Using voice stress analysis as part of tele-underwriting may be on the cards for the protection market.
The technology, in various guises, has been used for vetting claims by some insurers in the general insurance industry, but is now being explored at the front end.
Speculation is mounting that the protection market could also look into this in a bid to clamp down on non-disclosure.
General insurance broker, BDML, is set to trial voice stress analysis software in its front of house – previously only used by insurers at claims stage – from Inverita Validation Service.
The software monitors the intonation and pitch of a caller's voice and ascertains whether or not they are telling the truth when being underwritten.
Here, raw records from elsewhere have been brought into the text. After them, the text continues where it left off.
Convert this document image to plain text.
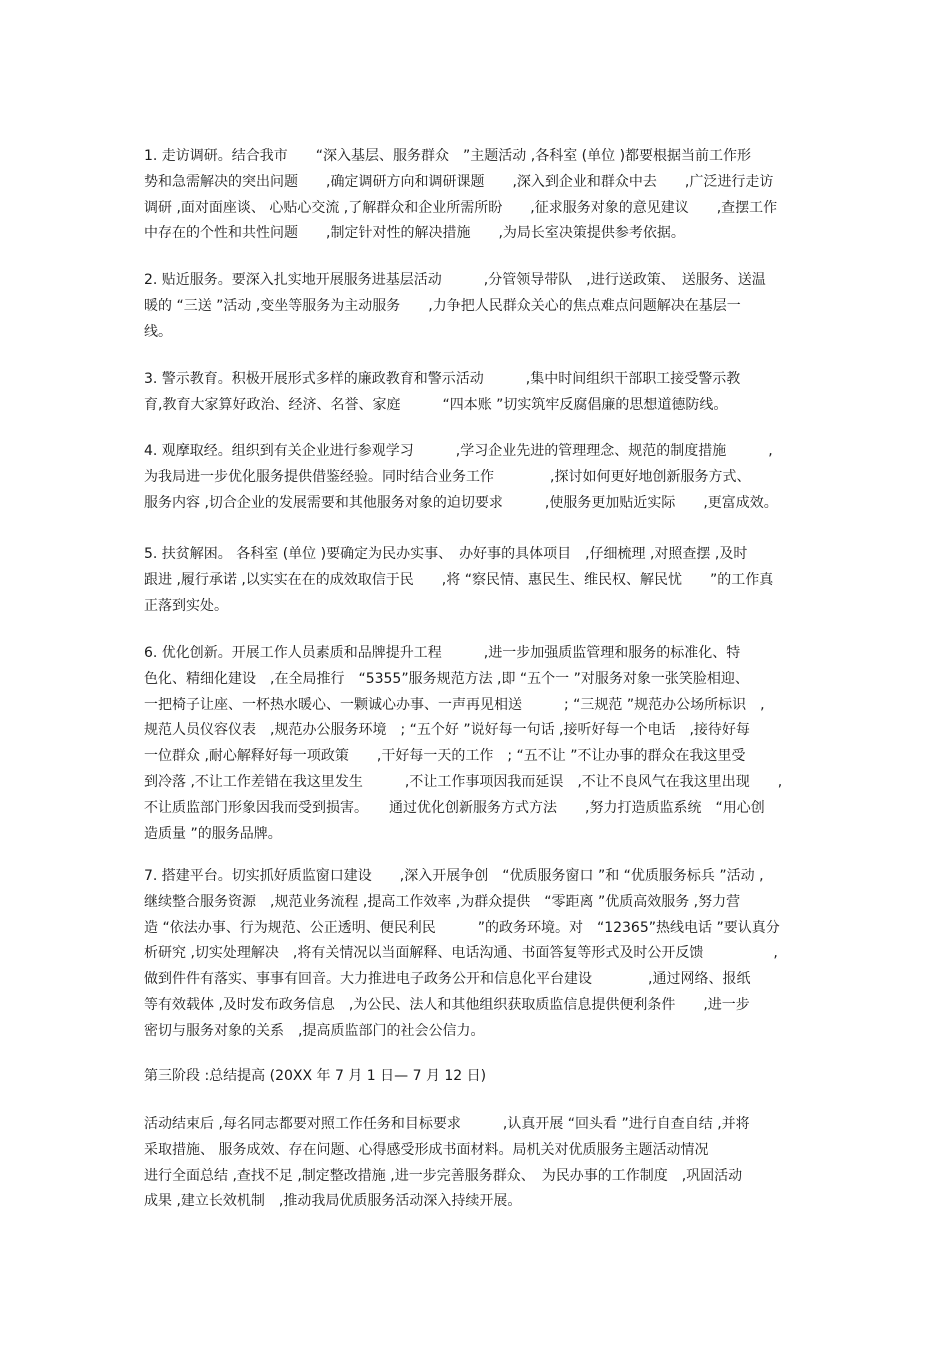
1. 走访调研。结合我市　　“深入基层、服务群众　”主题活动 ,各科室 (单位 )都要根据当前工作形
势和急需解决的突出问题　　,确定调研方向和调研课题　　,深入到企业和群众中去　　,广泛进行走访
调研 ,面对面座谈、 心贴心交流 ,了解群众和企业所需所盼　　,征求服务对象的意见建议　　,查摆工作
中存在的个性和共性问题　　,制定针对性的解决措施　　,为局长室决策提供参考依据。
2. 贴近服务。要深入扎实地开展服务进基层活动　　　,分管领导带队　,进行送政策、　送服务、送温
暖的 “三送 ”活动 ,变坐等服务为主动服务　　,力争把人民群众关心的焦点难点问题解决在基层一
线。
3. 警示教育。积极开展形式多样的廉政教育和警示活动　　　,集中时间组织干部职工接受警示教
育,教育大家算好政治、经济、名誉、家庭　　　“四本账 ”切实筑牢反腐倡廉的思想道德防线。
4. 观摩取经。组织到有关企业进行参观学习　　　,学习企业先进的管理理念、规范的制度措施　　　,
为我局进一步优化服务提供借鉴经验。同时结合业务工作　　　　,探讨如何更好地创新服务方式、
服务内容 ,切合企业的发展需要和其他服务对象的迫切要求　　　,使服务更加贴近实际　　,更富成效。
5. 扶贫解困。 各科室 (单位 )要确定为民办实事、　办好事的具体项目　,仔细梳理 ,对照查摆 ,及时
跟进 ,履行承诺 ,以实实在在的成效取信于民　　,将 “察民情、惠民生、维民权、解民忧　　”的工作真
正落到实处。
6. 优化创新。开展工作人员素质和品牌提升工程　　　,进一步加强质监管理和服务的标准化、特
色化、精细化建设　,在全局推行　“5355”服务规范方法 ,即 “五个一 ”对服务对象一张笑脸相迎、
一把椅子让座、一杯热水暖心、一颗诚心办事、一声再见相送　　　; “三规范 ”规范办公场所标识　,
规范人员仪容仪表　,规范办公服务环境　; “五个好 ”说好每一句话 ,接听好每一个电话　,接待好每
一位群众 ,耐心解释好每一项政策　　,干好每一天的工作　; “五不让 ”不让办事的群众在我这里受
到冷落 ,不让工作差错在我这里发生　　　,不让工作事项因我而延误　,不让不良风气在我这里出现　　,
不让质监部门形象因我而受到损害。　　通过优化创新服务方式方法　　,努力打造质监系统　“用心创
造质量 ”的服务品牌。
7. 搭建平台。切实抓好质监窗口建设　　,深入开展争创　“优质服务窗口 ”和 “优质服务标兵 ”活动 ,
继续整合服务资源　,规范业务流程 ,提高工作效率 ,为群众提供　“零距离 ”优质高效服务 ,努力营
造 “依法办事、行为规范、公正透明、便民利民　　　”的政务环境。对　“12365”热线电话 ”要认真分
析研究 ,切实处理解决　,将有关情况以当面解释、电话沟通、书面答复等形式及时公开反馈　　　　　,
做到件件有落实、事事有回音。大力推进电子政务公开和信息化平台建设　　　　,通过网络、报纸
等有效载体 ,及时发布政务信息　,为公民、法人和其他组织获取质监信息提供便利条件　　,进一步
密切与服务对象的关系　,提高质监部门的社会公信力。
第三阶段 :总结提高 (20XX 年 7 月 1 日— 7 月 12 日)
活动结束后 ,每名同志都要对照工作任务和目标要求　　　,认真开展 “回头看 ”进行自查自结 ,并将
采取措施、 服务成效、存在问题、心得感受形成书面材料。局机关对优质服务主题活动情况
进行全面总结 ,查找不足 ,制定整改措施 ,进一步完善服务群众、　为民办事的工作制度　,巩固活动
成果 ,建立长效机制　,推动我局优质服务活动深入持续开展。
Paul Stacy, operations director at BDML, said: "It's exciting as I think this is the future. A lot of problems are caused at point of claim because details aren't right. Most call centres in the UK are set up so you can handle the transaction and payment over the phone and that obviously does leave scenarios where they are not covered correctly as they haven't understood the questions competently or truthfully."
He added that the technology will help the company identify the risk and then deal with that risk by referring the customer to a specialist by asking for further proof of documentation or by not giving them a discount.
"While BDML is only trialling this technology, we would never use it in any way to discriminate customers. Even if they were lying, we would always offer them cover, but may not discount their policy," he explained.
While lie detectors may sound like a good idea to some people in the industry, it raises questions over how this would be perceived by consumers who are already sceptical of the insurance industry.
Mark Locke, spokesman for Aegon Scottish Equitable, believed it was "a step too far". The industry has a bad enough reputation with consumers on the issue of trust and he added most conversations are recorded anyway, making the idea of lie-detectors futile.
He explained tele-underwriters had to assume the consumer was telling the truth and the use of such a tool would paint an "extremely bad picture of the industry" that is already badly viewed.
Locke confirmed: "We would not even contemplate doing this."
Nicki Lundy, communications manager at Bright Grey, said: "Lie detectors have been used for some time in the short term insurance market, but at claims stage. To introduce them into the underwriting process for long term protection seems to go against the basis of the insurance contract which is entered into in good faith."
Lundy added that Bright Grey believed only a small minority of people intentionally lied on their application forms. "The real issue is that many people don't give the application process the amount of attention it requires," she explained.